Throughout the years, The M.e.t. has had many research assistants and interns work diligently to answer questions and solve problems in our local environment.
If you have done research, want to serve as a volunteer research assistant or intern through your school, please send us an email. We are always eager to hear what is important to you and educate the community on important issues!
Featured below is one of our many projects:
Mercury in Your Home
Safeguarding Your Family and Home
From the Thermometer to the Dinner Table
When a mercury thermometer is broken, liquid mercury begins to turn into a gas. If the spill is not cleaned up, the gas will contaminate the home. If mercury is thrown in the trash and taken to the curb, it will eventually be burned with the rest of the trash and go into the air. Rain carries mercury from the air to the ground where it flows to a body of water.
Bacteria in the water absorb the mercury and turn it into a more dangerous organic type of mercury, methyl mercury. Fish eat the bacteria and it accumulates in their flesh. This is called bioaccumulation. Accumulation of mercury is dangerous because mercury is more concentrated at the top of the food chain. The larger and older the fish, the more mercury it is likely to have.

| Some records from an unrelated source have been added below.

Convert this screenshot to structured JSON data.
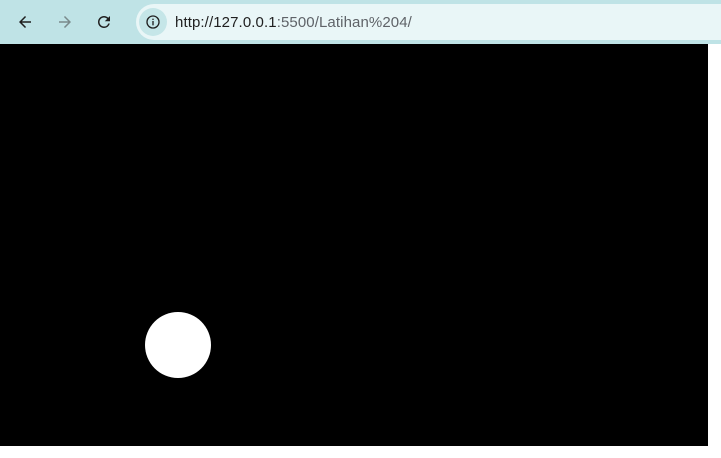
{
  "browser": {
    "url_host": "http://127.0.0.1",
    "url_rest": ":5500/Latihan%204/",
    "icons": {
      "back": "arrow-left",
      "forward": "arrow-right",
      "reload": "refresh",
      "site_info": "info-circle"
    }
  },
  "page": {
    "canvas_color": "#000000",
    "ball_color": "#ffffff"
  }
}
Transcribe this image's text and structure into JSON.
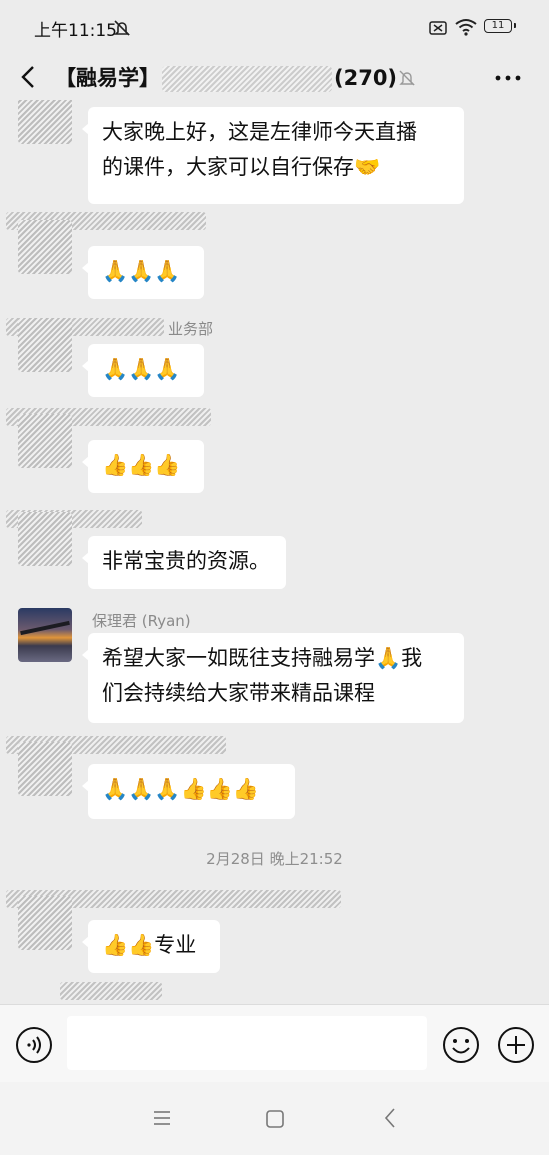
{
  "status_bar": {
    "time": "上午11:15",
    "battery": "11"
  },
  "header": {
    "title_prefix": "【融易学】",
    "title_suffix": "(270)"
  },
  "messages": [
    {
      "sender_visible": "",
      "text": "大家晚上好，这是左律师今天直播",
      "text2": "的课件，大家可以自行保存🤝"
    },
    {
      "sender_visible": "",
      "text": "🙏🙏🙏"
    },
    {
      "sender_visible": "业务部",
      "text": "🙏🙏🙏"
    },
    {
      "sender_visible": "",
      "text": "👍👍👍"
    },
    {
      "sender_visible": "",
      "text": "非常宝贵的资源。"
    },
    {
      "sender_visible": "保理君 (Ryan)",
      "text": "希望大家一如既往支持融易学🙏我",
      "text2": "们会持续给大家带来精品课程"
    },
    {
      "sender_visible": "",
      "text": "🙏🙏🙏👍👍👍"
    },
    {
      "sender_visible": "",
      "text": "👍👍专业"
    }
  ],
  "time_divider": "2月28日 晚上21:52",
  "input": {
    "placeholder": ""
  },
  "icons": [
    "mute-icon",
    "sim-icon",
    "wifi-icon",
    "back-icon",
    "more-icon",
    "voice-icon",
    "emoji-icon",
    "plus-icon",
    "menu-key-icon",
    "home-key-icon",
    "back-key-icon"
  ]
}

Exposure to mercury can cause nervous system damage and birth defects in humans as well as devastating effects on wildlife. Birds hatch fewer eggs, and populations shrink. Mercury exposure can cause deformities such as missing limbs and altered hormone levels, and fish can pass mercury on to humans.
Oklahoma depends on fishing as a major part of its tourism and recreation industries. Recreational fishing contributes $196 million a year to our economy. Contaminated fish make our lakes and rivers less attractive to visitors and therefore hurt the Oklahoma economy.